Dalla Palestina a Ferguson: riflessioni sul dolore condiviso e sulla liberazione

Ex carcerate nere raccontano la storia di un adolescente palestinese ucciso dalla polizia israeliana nell’ottobre 2000. L’atto di solidarietà tra la Palestina e il Black Lives Matter evidenzia traumi condivisi, ma anche strategie concrete per la liberazione.

Jen Marlowe e Je Naé Taylor – 1 Ottobre 2018

Foto di copertina: Gli attivisti di Black Lives Matter organizzano un’azione “die-in” alla Memorial Church dell’Università di Harvard il 7 dicembre 2014 a Cambridge, Mass. (Tess Scheflan / Activestills.org)

Il 2 ottobre 2000, Aseel Asleh, un Palestinese Israeliano di 17 anni, fu ucciso a colpi d’arma da fuoco dalla polizia israeliana durante una manifestazione nelle vicinanze del suo villaggio nel nord di Israele. Lo scorso 3 settembre, una lettura scenica di “There is a Field”, un’opera documentaria sulla vita e sull’uccisione di Aseel, è stata eseguita nell’ambito del Page to Stage Festival del Kennedy Center, prodotto dal Gildapapoose Collective, un’organizzazione con base nel District of Columbia che tramite azioni artistiche dirette lotta per la liberazione dei Neri.

Ciò che ha reso l’evento unico è stato il fatto che la performance è stata rappresentata da ex carcerate nere e mulatte.  Ancora più singolare: alcune di quelle donne erano state rilasciate dietro cauzione grazie ai fondi raccolti attraverso letture teatrali della stessa commedia. Qui, la direttrice  e fondatrice di Gildapapoose, Je Naé Taylor, riflette sull’iniziativa e sullo spettacolo con la drammaturga, Jen Marlowe.

Taylor: Innanzitutto, perché hai scritto “There is a Field”?

Marlowe: Aseel era un mio amico – era stato mio collega in un’organizzazione per la pace per la quale stavo lavorando in quel momento. Quando fu assassinato, sapevo che avrei dovuto fare qualcosa perché la sua vita e il modo in cui era stato ucciso fossero ricordati. Qualche mese dopo l’assassinio , chiesi a sua sorella maggiore Nardeen se voleva collaborare con me nello scrivere una commedia, ed è stato allora che abbiamo iniziato.

Taylor: Quindi “There is a Field” è nato come tributo ad Aseel. Quali connessioni ha ora quest’opera ?
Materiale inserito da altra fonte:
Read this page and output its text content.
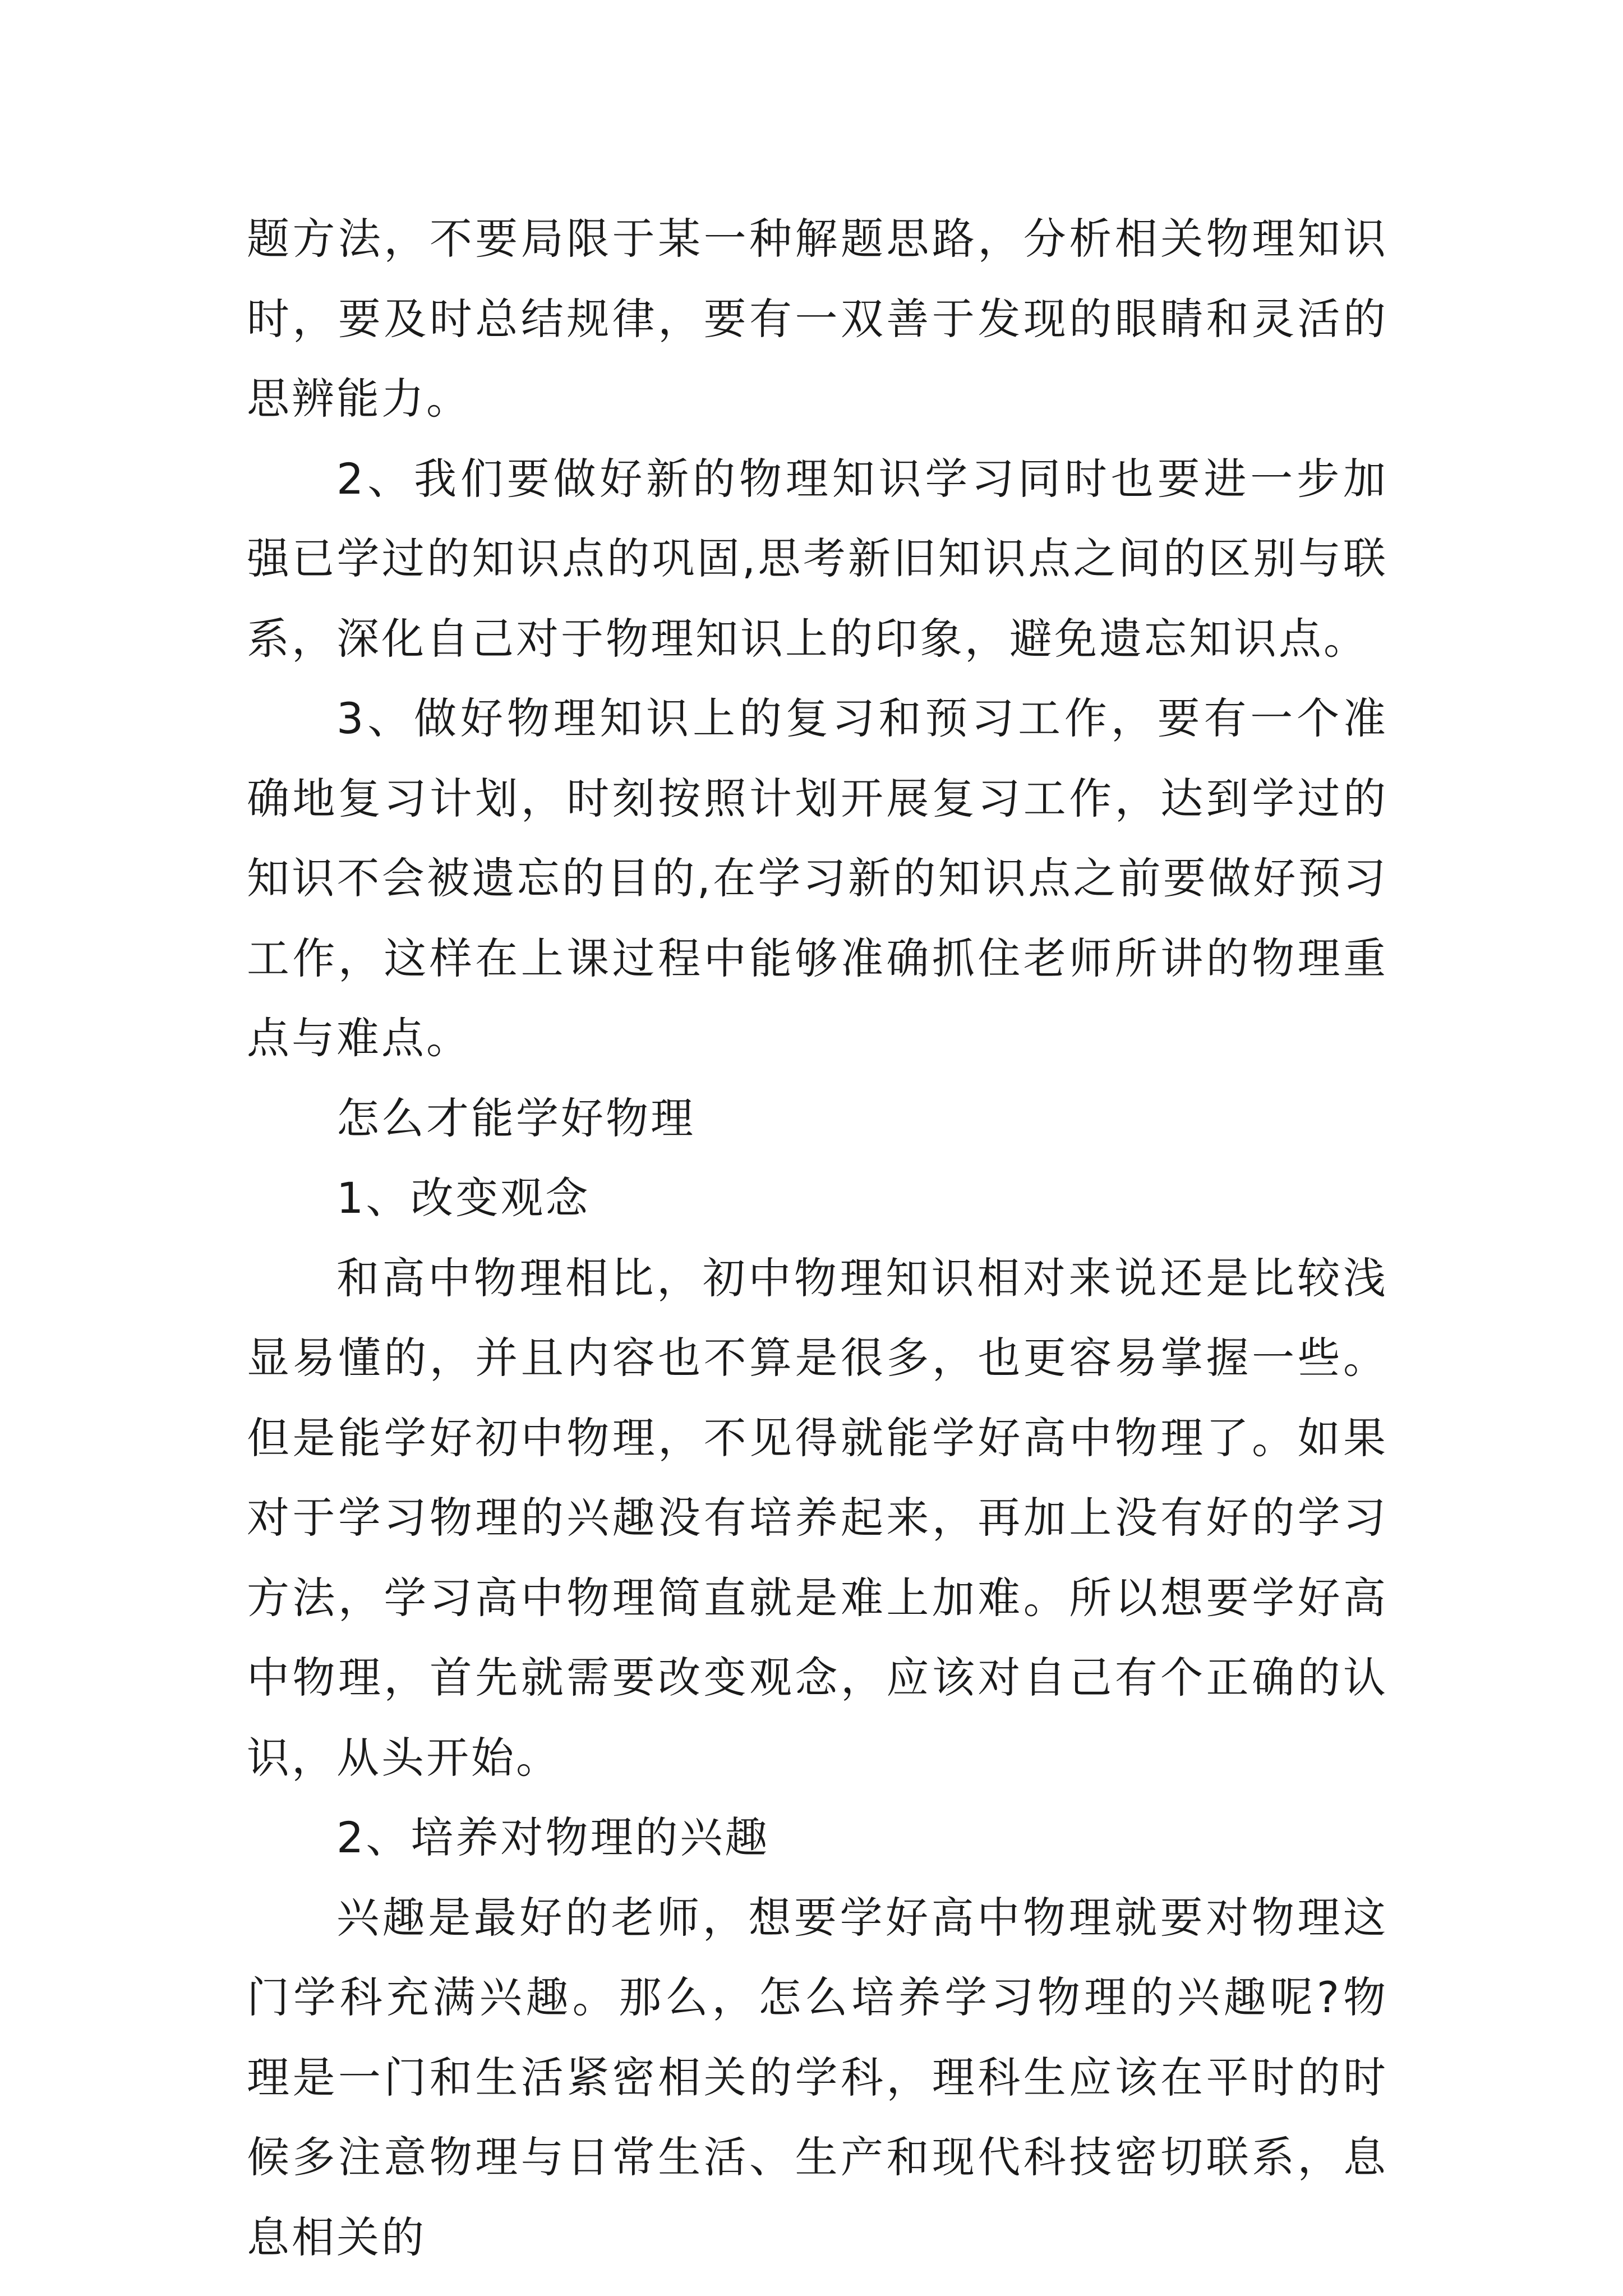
题方法，不要局限于某一种解题思路，分析相关物理知识时，要及时总结规律，要有一双善于发现的眼睛和灵活的思辨能力。

2、我们要做好新的物理知识学习同时也要进一步加强已学过的知识点的巩固,思考新旧知识点之间的区别与联系，深化自己对于物理知识上的印象，避免遗忘知识点。

3、做好物理知识上的复习和预习工作，要有一个准确地复习计划，时刻按照计划开展复习工作，达到学过的知识不会被遗忘的目的,在学习新的知识点之前要做好预习工作，这样在上课过程中能够准确抓住老师所讲的物理重点与难点。

怎么才能学好物理

1、改变观念

和高中物理相比，初中物理知识相对来说还是比较浅显易懂的，并且内容也不算是很多，也更容易掌握一些。但是能学好初中物理，不见得就能学好高中物理了。如果对于学习物理的兴趣没有培养起来，再加上没有好的学习方法，学习高中物理简直就是难上加难。所以想要学好高中物理，首先就需要改变观念，应该对自己有个正确的认识，从头开始。

2、培养对物理的兴趣

兴趣是最好的老师，想要学好高中物理就要对物理这门学科充满兴趣。那么，怎么培养学习物理的兴趣呢?物理是一门和生活紧密相关的学科，理科生应该在平时的时候多注意物理与日常生活、生产和现代科技密切联系，息息相关的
Marlowe: Terminai una prima versione nel 2010, poi scrissi  la sceneggiatura. Diversi anni più tardi, decisi che volevo svilupparla ulteriormente, quindi nell’estate del 2014 la ripresi in mano. Questo accadde proprio quando negli Stati Uniti scoppiarono le proteste contro il razzismo e la brutalità della polizia, dopo che la polizia di Ferguson, nel Missouri, aveva ucciso un adolescente nero disarmato. Non potei fare a meno di vedere i parallelismi tra la storia di Aseel e la violenza di stato che colpisce i corpi dei Neri e dei Mulatti qui negli Stati Uniti. Volevo che l’opera fornisse una sorta di cornice per esplorare queste connessioni.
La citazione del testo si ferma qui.